Seusai pemeriksaan kliennya, Hotman menyampaikan alasan jika dirinya bersedia menjadi kuasa hukum Febrie.

"Bayangin orang yang kebanggaannya Presiden tiba-tiba dikriminalisasi, bahkan tanpa pamit sama Presiden. Karena waktu saya di Singapura, saya bikin (di) akun bahwa enggak mungkin Presiden enggak tahu, ternyata enggak (tahu)," kata Hotman di Kejagung.

"Jampidsus itu adalah yang dibanggakan oleh Presiden Prabowo, karena dengan dia, dia mendapatkan negara mendapatkan sebagai Satgas PKH Rp300 triliun kemudian dalam satu tahun. Kemudian, pengembalian kerugian negara dapat Rp130 triliun, sudah Rp430 triliun kembali, dibanggakan oleh Presiden," tambahnya.

Disisi lain, Founder dan CEO Korner Legal Indonesia, Petrus Richard Sianturi memberikan kritik terhadap langkah yang diambil oleh Hotman Paris tersebut, Berikut Tanggapannya.

"Yth Hotman Paris,

Senior sealmamater yang saya hormati. Anggaplah ini sedikit catatan dari Juniormu. Bukan nasehat, cuma catatan, mungkin sedikit kritik.

Kalau soal pintar, bahkan dari dosen anda yang juga masih sempat mengajar saya, anda benar-benar diakui kecerdasannya. Pintar. Tidak ada perdebatan di situ.

Tapi di Unpar kita belajar bahwa menjadi sarjana hukum bukan cuma soal cerdas. Kegelisahan saya selama ini adalah karena pengaruh anda yang besar sekali, termasuk di media sosial, sebenarnya anda punya andil besar untuk memberikan perubahan signifikan pada sektor hukum kita yang sudah lama amburadul, kacau balau.

Sarjana hukum punya kontribusi terbesar yang membuat kekacauan itu, berapa banyak mafia hukum, yang sudah kita tahu sama tahu pola kerjanya. Mereka semua Sarjana hukum. Yang belajar formal ilmu hukum yang paham hukum.

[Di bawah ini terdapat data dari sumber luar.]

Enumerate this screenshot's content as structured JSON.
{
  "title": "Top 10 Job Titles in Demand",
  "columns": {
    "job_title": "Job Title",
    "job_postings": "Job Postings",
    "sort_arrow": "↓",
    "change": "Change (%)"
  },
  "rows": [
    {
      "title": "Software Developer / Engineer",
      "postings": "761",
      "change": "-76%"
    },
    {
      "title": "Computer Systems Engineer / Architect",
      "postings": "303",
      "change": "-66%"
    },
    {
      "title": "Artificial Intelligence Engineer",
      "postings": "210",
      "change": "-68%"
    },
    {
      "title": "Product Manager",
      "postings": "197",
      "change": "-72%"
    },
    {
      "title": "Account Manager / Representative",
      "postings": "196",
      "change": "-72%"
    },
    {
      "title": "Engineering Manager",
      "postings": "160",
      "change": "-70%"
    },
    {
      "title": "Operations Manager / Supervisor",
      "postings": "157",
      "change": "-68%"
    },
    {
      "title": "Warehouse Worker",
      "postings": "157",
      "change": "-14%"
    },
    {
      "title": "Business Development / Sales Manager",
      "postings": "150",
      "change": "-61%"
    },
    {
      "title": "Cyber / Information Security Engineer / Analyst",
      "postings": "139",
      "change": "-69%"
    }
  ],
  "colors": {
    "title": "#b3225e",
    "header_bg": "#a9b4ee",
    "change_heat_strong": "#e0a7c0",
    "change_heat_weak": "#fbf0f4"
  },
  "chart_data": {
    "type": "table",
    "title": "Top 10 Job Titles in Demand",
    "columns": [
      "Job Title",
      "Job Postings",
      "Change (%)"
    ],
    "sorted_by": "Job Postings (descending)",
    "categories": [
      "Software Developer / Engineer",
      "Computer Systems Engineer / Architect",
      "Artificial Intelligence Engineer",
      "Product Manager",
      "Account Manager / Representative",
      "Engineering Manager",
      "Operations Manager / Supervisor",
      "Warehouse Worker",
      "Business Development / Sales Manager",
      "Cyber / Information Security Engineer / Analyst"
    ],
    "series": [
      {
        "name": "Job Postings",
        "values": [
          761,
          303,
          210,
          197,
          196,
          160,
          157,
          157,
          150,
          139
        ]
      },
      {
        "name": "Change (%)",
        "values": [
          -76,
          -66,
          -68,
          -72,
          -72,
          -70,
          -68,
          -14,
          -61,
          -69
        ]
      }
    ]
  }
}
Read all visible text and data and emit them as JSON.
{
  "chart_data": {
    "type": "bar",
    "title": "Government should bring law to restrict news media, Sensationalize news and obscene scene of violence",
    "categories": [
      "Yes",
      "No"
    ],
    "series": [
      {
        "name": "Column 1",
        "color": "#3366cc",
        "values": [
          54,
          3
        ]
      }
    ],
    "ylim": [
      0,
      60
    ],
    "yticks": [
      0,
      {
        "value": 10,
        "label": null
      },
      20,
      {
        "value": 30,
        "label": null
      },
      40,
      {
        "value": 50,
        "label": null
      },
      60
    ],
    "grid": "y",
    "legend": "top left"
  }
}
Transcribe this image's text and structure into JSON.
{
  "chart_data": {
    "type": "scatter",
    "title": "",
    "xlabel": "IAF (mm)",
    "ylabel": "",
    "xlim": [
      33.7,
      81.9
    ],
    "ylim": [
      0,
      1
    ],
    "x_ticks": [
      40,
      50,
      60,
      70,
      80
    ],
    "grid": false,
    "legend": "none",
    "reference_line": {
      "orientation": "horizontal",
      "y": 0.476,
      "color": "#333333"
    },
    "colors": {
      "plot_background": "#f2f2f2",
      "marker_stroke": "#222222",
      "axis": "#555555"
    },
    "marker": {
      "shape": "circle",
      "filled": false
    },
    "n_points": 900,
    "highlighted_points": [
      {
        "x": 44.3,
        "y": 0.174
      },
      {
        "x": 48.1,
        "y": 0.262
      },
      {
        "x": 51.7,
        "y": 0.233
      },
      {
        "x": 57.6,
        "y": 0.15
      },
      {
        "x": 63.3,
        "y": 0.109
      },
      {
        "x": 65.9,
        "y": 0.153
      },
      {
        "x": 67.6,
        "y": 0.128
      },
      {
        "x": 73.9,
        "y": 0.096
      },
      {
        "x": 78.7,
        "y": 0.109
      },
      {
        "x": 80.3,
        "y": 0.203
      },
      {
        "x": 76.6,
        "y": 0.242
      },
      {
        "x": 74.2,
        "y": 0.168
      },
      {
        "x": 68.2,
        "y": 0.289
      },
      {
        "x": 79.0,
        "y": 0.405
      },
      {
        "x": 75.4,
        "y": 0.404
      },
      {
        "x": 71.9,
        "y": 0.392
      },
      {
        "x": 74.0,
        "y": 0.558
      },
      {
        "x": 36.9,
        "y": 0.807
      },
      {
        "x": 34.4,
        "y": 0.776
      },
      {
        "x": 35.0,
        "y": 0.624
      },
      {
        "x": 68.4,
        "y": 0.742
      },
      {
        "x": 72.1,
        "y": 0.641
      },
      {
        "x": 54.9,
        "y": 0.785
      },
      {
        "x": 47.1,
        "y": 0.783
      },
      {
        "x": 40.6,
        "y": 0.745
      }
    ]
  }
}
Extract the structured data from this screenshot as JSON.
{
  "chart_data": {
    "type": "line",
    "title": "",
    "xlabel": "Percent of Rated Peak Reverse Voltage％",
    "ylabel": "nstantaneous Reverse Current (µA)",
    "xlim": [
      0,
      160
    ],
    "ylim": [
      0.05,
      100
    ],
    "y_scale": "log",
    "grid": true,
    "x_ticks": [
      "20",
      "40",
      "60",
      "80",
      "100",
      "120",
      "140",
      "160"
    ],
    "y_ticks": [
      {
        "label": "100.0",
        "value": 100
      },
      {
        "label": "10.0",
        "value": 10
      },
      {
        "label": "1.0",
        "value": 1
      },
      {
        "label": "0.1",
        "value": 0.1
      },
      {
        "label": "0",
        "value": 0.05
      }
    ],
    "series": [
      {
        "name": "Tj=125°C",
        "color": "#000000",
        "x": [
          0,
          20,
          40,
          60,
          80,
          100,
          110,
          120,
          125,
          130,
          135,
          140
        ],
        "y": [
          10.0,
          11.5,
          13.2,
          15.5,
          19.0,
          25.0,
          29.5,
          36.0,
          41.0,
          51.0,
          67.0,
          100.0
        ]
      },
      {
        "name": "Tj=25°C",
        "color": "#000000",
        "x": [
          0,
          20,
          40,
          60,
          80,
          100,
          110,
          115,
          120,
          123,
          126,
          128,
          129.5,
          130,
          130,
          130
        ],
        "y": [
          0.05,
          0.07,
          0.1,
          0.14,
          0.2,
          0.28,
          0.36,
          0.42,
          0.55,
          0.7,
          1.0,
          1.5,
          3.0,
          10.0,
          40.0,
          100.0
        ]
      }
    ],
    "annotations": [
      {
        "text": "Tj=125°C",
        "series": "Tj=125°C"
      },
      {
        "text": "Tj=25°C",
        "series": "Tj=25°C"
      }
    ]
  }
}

Dari dulu saya juga sudah dengar kalimat "tidak masalah jadi kaya raya sebagai sarjana hukum, apalagi lawyer. Sejauh profesional, semua sah saja" dan saya setuju kalimat itu.

Sayangnya, menampilkan kemewahan, kekayaan materi dan segala macamnya, memberikan pengaruh buruk kepada banyak sarjana hukum (apalagi yang muda) bahwa sarjana hukum yang sukses itu harus berdasarkan kekayaan, kemewahan materi.

Disitu saya tidak setuju.

Anda pasti kenal Prof. Sidharta dosen kita. Kami pernah diskusi saat dulu saya menolak kemungkinan acara dies natalis fakultas ingin mengundang anda.

Prof Arief selalu mengatakan, kita wajib mengasah kecerdasan atas pemahaman hukum, tapi disaat itu juga kita harus mengasah perasaan dan empati. Hukum tidak berada dalam ruang hampa.

Itu berarti PENGEMBANAN HUKUM membutuhkan kecerdasan intelektual dan emosional. Di luar kasus yang sekarang anda tangani, karena saya tidak mengomentari itu, saya ingat bagaimana cara anda menanggapi kesaksian ahli Prof Franz Magnis Suseno di PHPU di MK. Seolah itu bahan candaan.

Yang terbaru bagaimana anda posting soal kesaksian ahli prof Johannes Gunawan, yang anda akui sendiri sebagai dosen anda, tetapi seolah-olah prof Jogun tidak paham apa yang dia bicarakan.

Untuk saya itu, bentuk kesombongan tertinggi. Kalau sekarang dunia media sosial Seolah berbalik, bang Hotman perlu ingat pepatah lama "hoogmoed komt voor de val" Artinya: Kesombongan berarti kejatuhan sudah dekat"

Setiap orang ada kesempatan untuk jadi lebih baik. Mungkin sekarang anda perlu lebih banyak mendengar, menghargai dan rendah hati.